Maiolicas — painted faiance pottery from North Italy — mainly Romagna and Umbria — comes in many styles/ color schemes; but the rich, warm colors of Ubrino are unique within the group — “Urbinos”.
I guess, as bad as these pictures are, there is a point to posting them at original size. They may be blurry, but hey, who can complain with color like that? Here goes, then.
What mystifies Sir G is that V&A has built an extensive — possibly exhaustive — electronic catalog of their ceramics collection. There are terminals in every room. You enter: cabinet number and shelf number and are taken to a gallery of every object on that shelf. Which then leads you to at least one — sometimes several — large photos of the object and a pretty good legend. Now, how difficult (or expensive!) would it be to put this thing online? Neither. Why don’t they?
Instead, if you go here, you can see most of their Urbinos in what looks like a different database. The pictures are better than mine, but they are a lot smaller. (Who says size don’t matter?)
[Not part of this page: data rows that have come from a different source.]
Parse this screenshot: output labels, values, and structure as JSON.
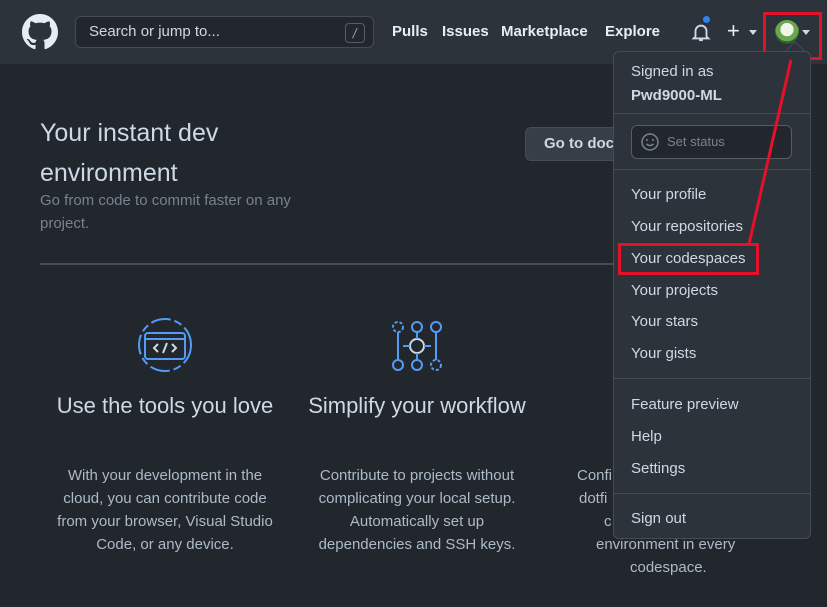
{
  "header": {
    "search_placeholder": "Search or jump to...",
    "search_shortcut": "/",
    "nav": [
      "Pulls",
      "Issues",
      "Marketplace",
      "Explore"
    ],
    "plus_label": "+",
    "notification_dot_color": "#2f81f7"
  },
  "hero": {
    "title": "Your instant dev environment",
    "subtitle": "Go from code to commit faster on any project.",
    "docs_button": "Go to docs"
  },
  "features": [
    {
      "icon": "code-window-icon",
      "title": "Use the tools you love",
      "desc": "With your development in the cloud, you can contribute code from your browser, Visual Studio Code, or any device."
    },
    {
      "icon": "workflow-icon",
      "title": "Simplify your workflow",
      "desc": "Contribute to projects without complicating your local setup. Automatically set up dependencies and SSH keys."
    },
    {
      "icon": "",
      "title": "",
      "desc": "Confi... dotfi... c... environment in every codespace."
    }
  ],
  "third_feature_visible": [
    "Confi",
    "dotfi",
    "c",
    "environment in every",
    "codespace."
  ],
  "menu": {
    "signed_in_label": "Signed in as",
    "username": "Pwd9000-ML",
    "status_placeholder": "Set status",
    "group1": [
      "Your profile",
      "Your repositories",
      "Your codespaces",
      "Your projects",
      "Your stars",
      "Your gists"
    ],
    "group2": [
      "Feature preview",
      "Help",
      "Settings"
    ],
    "sign_out": "Sign out",
    "highlighted": "Your codespaces"
  },
  "colors": {
    "background": "#22272e",
    "header": "#2d333b",
    "annotation": "#e5102a",
    "icon_blue": "#539bf5"
  }
}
Cipriano Piccolpasso writing on the potter’s art around 1557 observed that ‘grotesques have almost fallen out of use, and I don’t know why; it is a delicate style of painting”. This maginificent example belies his report. The central scene wittily alludes to the dish’s function: it shows the biblical episode when the Children of Israel miraculously receive food from heaven. Italy, Urbino, 1560-1580, Fontana Workshop, about 2 feet across.